As often explained by physician leaders and engineers, this is because the practice of medicine is not based purely on the algorithmic output of rules, but rather on deep reasoning and clinical intuition; Because this is difficult for LLMs to replicate. . Nevertheless, such tools that can provide diagnostic or clinical support can still be a very powerful asset in a physician's workflow. For example, if the system can reasonably provide initial or initial diagnosis suggestions based on available data such as the patient's medical history and existing records, physicians have the potential to save significant time in the diagnostic process. there is. Additionally, these tools can enhance physicians' workflows and increase efficiency if they improve the means by which they process large amounts of clinical information from medical records.

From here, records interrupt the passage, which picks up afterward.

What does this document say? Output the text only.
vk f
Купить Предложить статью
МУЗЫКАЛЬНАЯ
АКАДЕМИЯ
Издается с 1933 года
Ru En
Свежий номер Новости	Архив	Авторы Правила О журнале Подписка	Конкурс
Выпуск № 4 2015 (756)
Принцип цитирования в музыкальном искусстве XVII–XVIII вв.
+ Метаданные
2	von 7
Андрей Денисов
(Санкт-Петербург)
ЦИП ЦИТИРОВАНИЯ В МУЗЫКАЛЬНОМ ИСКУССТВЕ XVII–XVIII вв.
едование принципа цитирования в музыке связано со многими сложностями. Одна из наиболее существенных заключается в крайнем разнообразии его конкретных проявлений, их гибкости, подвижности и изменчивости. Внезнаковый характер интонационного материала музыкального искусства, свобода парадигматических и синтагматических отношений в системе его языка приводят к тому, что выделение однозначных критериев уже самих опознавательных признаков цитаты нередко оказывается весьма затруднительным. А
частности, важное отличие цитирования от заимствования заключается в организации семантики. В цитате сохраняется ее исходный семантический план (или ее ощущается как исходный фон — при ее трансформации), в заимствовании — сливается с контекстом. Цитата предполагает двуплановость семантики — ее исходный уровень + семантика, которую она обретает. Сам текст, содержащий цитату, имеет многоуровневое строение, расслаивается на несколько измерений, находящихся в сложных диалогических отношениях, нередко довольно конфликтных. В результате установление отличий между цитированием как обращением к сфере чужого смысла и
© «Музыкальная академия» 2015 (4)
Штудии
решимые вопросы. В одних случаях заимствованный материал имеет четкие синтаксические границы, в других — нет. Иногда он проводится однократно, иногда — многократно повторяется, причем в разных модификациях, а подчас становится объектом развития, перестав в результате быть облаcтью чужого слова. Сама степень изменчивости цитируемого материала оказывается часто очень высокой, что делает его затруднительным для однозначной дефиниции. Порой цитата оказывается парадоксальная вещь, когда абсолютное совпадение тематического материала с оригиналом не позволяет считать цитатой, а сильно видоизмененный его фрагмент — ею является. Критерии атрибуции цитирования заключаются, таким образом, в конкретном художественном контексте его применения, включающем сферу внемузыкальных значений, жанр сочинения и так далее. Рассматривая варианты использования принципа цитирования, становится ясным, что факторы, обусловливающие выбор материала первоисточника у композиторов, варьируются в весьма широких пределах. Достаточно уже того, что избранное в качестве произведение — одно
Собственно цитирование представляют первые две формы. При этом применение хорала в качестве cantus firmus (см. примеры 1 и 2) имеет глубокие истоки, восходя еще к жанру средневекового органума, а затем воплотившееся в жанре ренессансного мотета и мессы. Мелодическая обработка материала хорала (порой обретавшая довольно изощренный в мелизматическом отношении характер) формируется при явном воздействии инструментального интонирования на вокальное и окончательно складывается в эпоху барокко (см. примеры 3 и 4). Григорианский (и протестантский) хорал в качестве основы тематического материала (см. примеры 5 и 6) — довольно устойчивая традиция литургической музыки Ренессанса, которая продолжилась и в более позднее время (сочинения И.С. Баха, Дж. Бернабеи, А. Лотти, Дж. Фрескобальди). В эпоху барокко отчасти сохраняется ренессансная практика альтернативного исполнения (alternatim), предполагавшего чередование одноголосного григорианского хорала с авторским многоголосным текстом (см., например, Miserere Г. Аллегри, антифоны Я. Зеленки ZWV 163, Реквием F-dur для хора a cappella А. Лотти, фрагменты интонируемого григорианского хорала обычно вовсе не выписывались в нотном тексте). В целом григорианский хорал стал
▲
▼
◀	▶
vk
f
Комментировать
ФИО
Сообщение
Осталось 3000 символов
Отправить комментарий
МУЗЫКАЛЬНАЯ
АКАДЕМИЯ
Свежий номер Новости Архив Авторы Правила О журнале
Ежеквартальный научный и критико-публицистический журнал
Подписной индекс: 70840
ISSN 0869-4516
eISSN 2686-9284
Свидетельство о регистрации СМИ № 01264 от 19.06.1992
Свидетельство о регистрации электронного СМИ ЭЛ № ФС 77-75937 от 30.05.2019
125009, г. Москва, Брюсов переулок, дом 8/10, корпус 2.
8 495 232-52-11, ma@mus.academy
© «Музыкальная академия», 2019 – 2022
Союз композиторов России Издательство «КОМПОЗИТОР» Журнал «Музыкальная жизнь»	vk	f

Many organizations are leveraging these potential avenues for clinical augmentation. For example, artificial intelligence-powered scribing technology leverages natural language processing to help physicians complete clinical documentation more efficiently. Enterprise search tools are integrated within an organization and with her EMR system, allowing physicians to search large amounts of data, promote data interoperability, and glean faster and deeper insights into existing patient data. I'm doing it. Other systems may also be useful in providing initial diagnosis. For example, tools are emerging in radiology and dermatology that can analyze uploaded photos and suggest potential diagnoses.

Nevertheless, there is still much work to be done in this area. Simply put, such AI systems are not yet ready for clinical diagnosis, but there may still be opportunities to leverage this technology to enhance clinical workflows. In particular, humans must be kept up-to-date to ensure safe, secure, and accurate processes.